We have developed a number of toolkits to support the development and advocacy efforts of patients' organizations worldwide.
These are detailed and interactive resources which aim to build the knowledge of patient representatives and to share the patient voice on important healthcare topics. If you would like any of these toolkits in another format, or if you have any questions, contact us.
Biological and Biosimilar Medicines: An Information and Advocacy Toolkit for Patients' Organizations
This toolkit provides patients’ organizations with up-to-date, evidence-based information on the science, technology and regulatory information relevant to biological and biosimilar medicines, as well as tips on advocacy. It is available in English, Spanish and Portuguese.
We believe that patients should be aware of what biological and biosimilar medicines are and what the implications of their increasing availability will mean to them. We hope that these resources will help patient advocates to make informed judgments on the value of biological and biosimilar medicines and actively engage in debate and discussion.

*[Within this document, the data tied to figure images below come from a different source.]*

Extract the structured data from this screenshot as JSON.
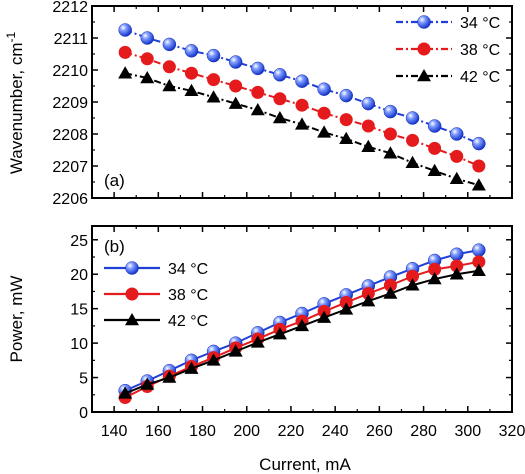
{
  "figure": {
    "xlabel": "Current, mA",
    "x_ticks": [
      "140",
      "160",
      "180",
      "200",
      "220",
      "240",
      "260",
      "280",
      "300",
      "320"
    ]
  },
  "colors": {
    "blue": "#1f3fd6",
    "red": "#e41a1c",
    "black": "#000000"
  },
  "chart_data": [
    {
      "type": "line",
      "panel_label": "(a)",
      "ylabel": "Wavenumber, cm",
      "ylabel_sup": "-1",
      "xlim": [
        130,
        320
      ],
      "ylim": [
        2206,
        2212
      ],
      "y_ticks": [
        "2206",
        "2207",
        "2208",
        "2209",
        "2210",
        "2211",
        "2212"
      ],
      "legend_position": "top-right",
      "line_style": "dash-dot",
      "x": [
        145,
        155,
        165,
        175,
        185,
        195,
        205,
        215,
        225,
        235,
        245,
        255,
        265,
        275,
        285,
        295,
        305
      ],
      "series": [
        {
          "name": "34 °C",
          "marker": "sphere",
          "color": "#1f3fd6",
          "values": [
            2211.25,
            2211.0,
            2210.8,
            2210.6,
            2210.45,
            2210.25,
            2210.05,
            2209.85,
            2209.65,
            2209.4,
            2209.2,
            2208.95,
            2208.7,
            2208.5,
            2208.25,
            2208.0,
            2207.7
          ]
        },
        {
          "name": "38 °C",
          "marker": "circle",
          "color": "#e41a1c",
          "values": [
            2210.55,
            2210.35,
            2210.1,
            2209.9,
            2209.7,
            2209.5,
            2209.3,
            2209.1,
            2208.9,
            2208.65,
            2208.45,
            2208.25,
            2208.0,
            2207.8,
            2207.55,
            2207.3,
            2207.0
          ]
        },
        {
          "name": "42 °C",
          "marker": "triangle",
          "color": "#000000",
          "values": [
            2209.9,
            2209.75,
            2209.5,
            2209.35,
            2209.15,
            2208.95,
            2208.75,
            2208.5,
            2208.3,
            2208.05,
            2207.85,
            2207.6,
            2207.4,
            2207.1,
            2206.85,
            2206.6,
            2206.4
          ]
        }
      ]
    },
    {
      "type": "line",
      "panel_label": "(b)",
      "ylabel": "Power, mW",
      "xlim": [
        130,
        320
      ],
      "ylim": [
        0,
        27
      ],
      "y_ticks": [
        "0",
        "5",
        "10",
        "15",
        "20",
        "25"
      ],
      "legend_position": "top-left",
      "line_style": "solid",
      "x": [
        145,
        155,
        165,
        175,
        185,
        195,
        205,
        215,
        225,
        235,
        245,
        255,
        265,
        275,
        285,
        295,
        305
      ],
      "series": [
        {
          "name": "34 °C",
          "marker": "sphere",
          "color": "#1f3fd6",
          "values": [
            3.1,
            4.5,
            6.0,
            7.5,
            8.8,
            10.0,
            11.5,
            13.0,
            14.3,
            15.7,
            17.0,
            18.3,
            19.6,
            20.8,
            22.0,
            22.9,
            23.5
          ]
        },
        {
          "name": "38 °C",
          "marker": "circle",
          "color": "#e41a1c",
          "values": [
            2.1,
            3.7,
            5.2,
            6.6,
            7.9,
            9.3,
            10.6,
            12.0,
            13.2,
            14.6,
            15.9,
            17.2,
            18.4,
            19.7,
            20.7,
            21.2,
            21.8
          ]
        },
        {
          "name": "42 °C",
          "marker": "triangle",
          "color": "#000000",
          "values": [
            2.7,
            4.0,
            5.0,
            6.3,
            7.5,
            8.8,
            10.1,
            11.3,
            12.5,
            13.7,
            14.9,
            16.1,
            17.2,
            18.4,
            19.3,
            20.0,
            20.5
          ]
        }
      ]
    }
  ]
}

Addressing Global Patient Safety Issues: An Advocacy Toolkit for Patients’ Organizations
The Patient Safety Toolkit contains useful background, facts, and figures on key patient safety issues identified by IAPO’s patient group members.
It also provides advice and tips on how to advocate and build partnerships to achieve patient safety goals and on communicating messages to patients and other healthcare stakeholders.
Working with partners and stakeholders toolkit
The Working with Partners and Stakeholders Toolkit outlines how patients' organizations, both large and small, can work effectively with a range of partners and stakeholders.
It provides examples and guidance of how to develop long-term partnerships with these stakeholders while retaining independence.